Entre 1942 e 1947, Boucher manteve uma coluna periódica no San Francisco Chronicle. Em um artigo
de 5 de maio de 1946, ele comenta duas traduções recentes para o inglês: O
Homem que Via o Trem Passar de Georges Simenon e O Estrangeiro de Albert
Camus (ambos traduzidos por Stuart Gilbert). Diz ele:
“Trata-se em essência da mesma história: a de um homem que
não consegue aceitar em seu íntimo as convenções usuais da sociedade, mas
apenas deixa-se levar por elas até que um assassinato, cometido quase por
acaso, lhe dá a chance de explodir a moldura social”. Boucher descreve Camus como “um jovem romancista
com respeitável estatura filosófica e estética, que é uma das duas
figuras-chave do curioso movimento contemporâneo francês do Existencialismo”. O
ano era 1946 – ainda não era o Camus do Prêmio Nobel; era apenas mais um jovem
escritor botando as unhas de fora.
Boucher lembra: “Camus se dedica à criação de um personagem
extraordinário, um caixa de banco na Argélia cujas reações (ou ausência delas)
apenas não são aquelas que a sociedade exige.

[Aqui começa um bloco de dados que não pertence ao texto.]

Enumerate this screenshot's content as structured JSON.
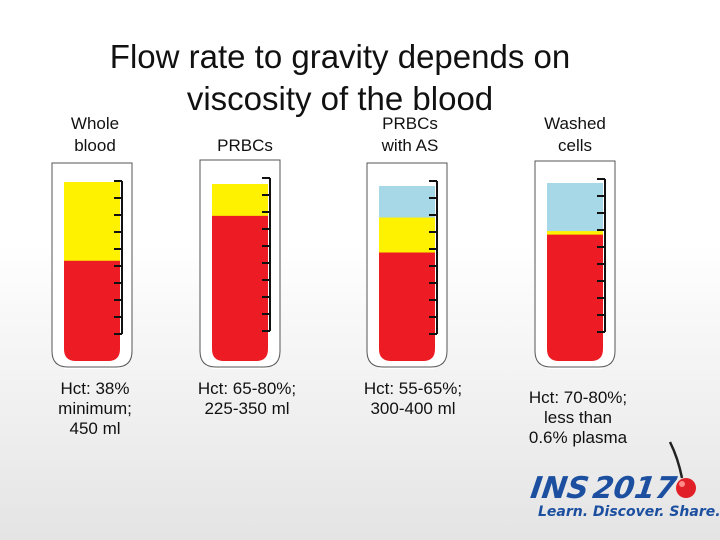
{
  "title_line1": "Flow rate to gravity depends on",
  "title_line2": "viscosity of the blood",
  "columns": [
    {
      "label_line1": "Whole",
      "label_line2": "blood",
      "caption": [
        "Hct: 38%",
        "minimum;",
        "450 ml"
      ],
      "layers": [
        {
          "name": "plasma",
          "fraction": 0.44
        },
        {
          "name": "red-cells",
          "fraction": 0.56
        }
      ]
    },
    {
      "label_line1": "PRBCs",
      "label_line2": "",
      "caption": [
        "Hct: 65-80%;",
        "225-350 ml"
      ],
      "layers": [
        {
          "name": "plasma",
          "fraction": 0.18
        },
        {
          "name": "red-cells",
          "fraction": 0.82
        }
      ]
    },
    {
      "label_line1": "PRBCs",
      "label_line2": "with AS",
      "caption": [
        "Hct: 55-65%;",
        "300-400 ml"
      ],
      "layers": [
        {
          "name": "additive-solution",
          "fraction": 0.18
        },
        {
          "name": "plasma",
          "fraction": 0.2
        },
        {
          "name": "red-cells",
          "fraction": 0.62
        }
      ]
    },
    {
      "label_line1": "Washed",
      "label_line2": "cells",
      "caption": [
        "Hct: 70-80%;",
        "less than",
        "0.6% plasma"
      ],
      "layers": [
        {
          "name": "saline",
          "fraction": 0.27
        },
        {
          "name": "plasma",
          "fraction": 0.02
        },
        {
          "name": "red-cells",
          "fraction": 0.71
        }
      ]
    }
  ],
  "colors": {
    "red-cells": "#ed1c24",
    "plasma": "#fff200",
    "additive-solution": "#a6d8e8",
    "saline": "#a6d8e8",
    "tube-fill": "#ffffff",
    "tube-outline": "#000000",
    "logo-blue": "#1c4fa0",
    "logo-red": "#e11f26"
  },
  "logo": {
    "name_text": "INS",
    "year_text": "2017",
    "tagline": "Learn. Discover. Share."
  }
}
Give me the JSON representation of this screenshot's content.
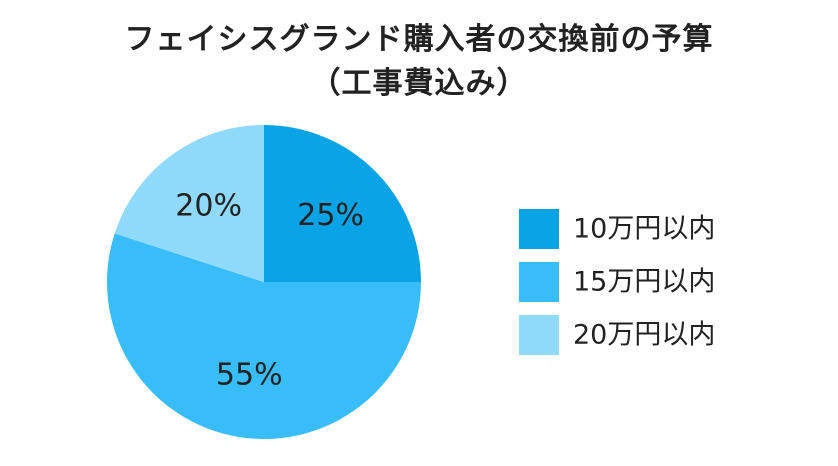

Comentaristas do Existencialismo
parecem dar a esse personagem um valor filosófico para além da literatura; mas
ao nível do romance propriamente dito, é um retrato espantosamente bem
executado de um indiferentista em estado puro.”
De fato, o jeitão à deriva do “estrangeiro” Meursault está
somente um degrau acima de um indiferentista total, no caso o escrivão
Bartleby, de Melville, que reagia a todos os pedidos para que fizesse não
importa o que, dizendo: “Eu preferiria não fazer isto”. Meursault é meio que
uma versão pop disso, porque tem namorada, toma cerveja com amigos, se preocupa
com isso e com aquilo... Mas é como se a vida dele fosse ligeiramente irreal,
sem propósito.
Um comentário:
Excelente análise, Bráulio. O Estrangeiro é dos meus livros favoritos da literatura universal, e fiquei curioso para ler o Simenon.